Everyone adds another 5-unit ante to the pot, and in the second hand Enda drops all 8 cards and goes out. The other players are holding cards as follows:
- John: 5-5-6 Total 16
- Rex: K Total 10
- Finn: 3-5 Total 8
Enda collects the 40 units from the pot plus 16 from John, 10 from Rex and 8 from Finn.
When dropping cards, players must be mindful that the cards they drop may help another player by allowing them to add cards and potentially go out. For example, to drop 3-3-3 when the fourth 3 has not previously been discarded or used in a run is considered very poor play, as is dropping a run 7-8-9-10 with the J and 6 of that suit still in play.
Example. We are playing 2 handed and it's your turn. You have noticed that no kings have been yet discarded
I have already dropped a run A-2-3-4 hearts, you have dropped 5-5-5-5 effectively killing my run (i.e. it cannot be filled in any more as you have used the 5 of hearts in your 5's)
You now pick the K of spades from the pack, you are holding 7-8-9 of diamonds and the A of clubs.

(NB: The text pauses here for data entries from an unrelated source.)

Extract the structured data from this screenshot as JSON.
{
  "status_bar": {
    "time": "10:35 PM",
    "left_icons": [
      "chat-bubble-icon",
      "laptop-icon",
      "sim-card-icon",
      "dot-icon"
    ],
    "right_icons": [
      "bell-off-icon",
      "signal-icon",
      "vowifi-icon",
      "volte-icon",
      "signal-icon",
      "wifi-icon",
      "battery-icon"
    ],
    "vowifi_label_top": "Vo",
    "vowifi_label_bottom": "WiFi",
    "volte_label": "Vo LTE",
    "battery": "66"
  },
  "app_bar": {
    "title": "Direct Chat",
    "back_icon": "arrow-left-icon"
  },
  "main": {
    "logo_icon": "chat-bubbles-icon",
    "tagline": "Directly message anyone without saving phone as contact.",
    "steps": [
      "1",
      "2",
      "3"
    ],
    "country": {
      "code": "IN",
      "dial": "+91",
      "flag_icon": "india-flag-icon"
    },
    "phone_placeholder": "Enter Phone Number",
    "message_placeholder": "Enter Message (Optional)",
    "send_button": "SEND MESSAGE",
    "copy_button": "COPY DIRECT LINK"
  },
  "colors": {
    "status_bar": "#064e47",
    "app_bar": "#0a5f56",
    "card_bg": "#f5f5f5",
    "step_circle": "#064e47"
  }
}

Although the K is worth 10 spots and the A only 1 you suspect I may need the king. If you throw it and I pick it I might drop the 4 kings and be out, so you elect to hold onto it and throw the A instead.
Play now continues. There are only 2 cards left unturned I am holding K-K-K and the 6 of diamonds. I have previously noted you picking the 7 of diamonds that I discarded and have seen the 7 of clubs and 7 of spades discarded so I believe you need the 7 to complete your run.
I pick the second last unturned card and it a J. As it's irrelevant my hand I can not go out at this point. Now I have two options:
- I drop the K-K-K run and discard my jack leaving me with only a 6 of diamonds that you require but this leaves the pot open for you should you have the last K. If I play this way, the hand would play out as follows: you pick the last unturned card (the 2 of clubs), drop your run of diamonds fill my Kings and discard the 2 of clubs and you are out, winning the pot and 6 and units from me.
- I hold my 3 kings in my hand and discard the jack leaving me with 36 spots in my hand. You then pick the last unturned card (the 2 of clubs), drop the 7-8-9 of diamonds and discard the K as this is the last play of the hand, leaving you with just 2 spots and I pay you 36 units for K-K-K-6.
Option 2 is the much preferred option here if the pot is large: it must be guarded at all costs. Although it has cost me 36 units the pot is still in play. It's a case of pay the 36 units, chin up and on to the next hand!
Spot its a very social game and part of the sport of the game would in the case of the above example for you to me the king i needed to go out and the ribbing that would go along with it as you had blocked me from winning.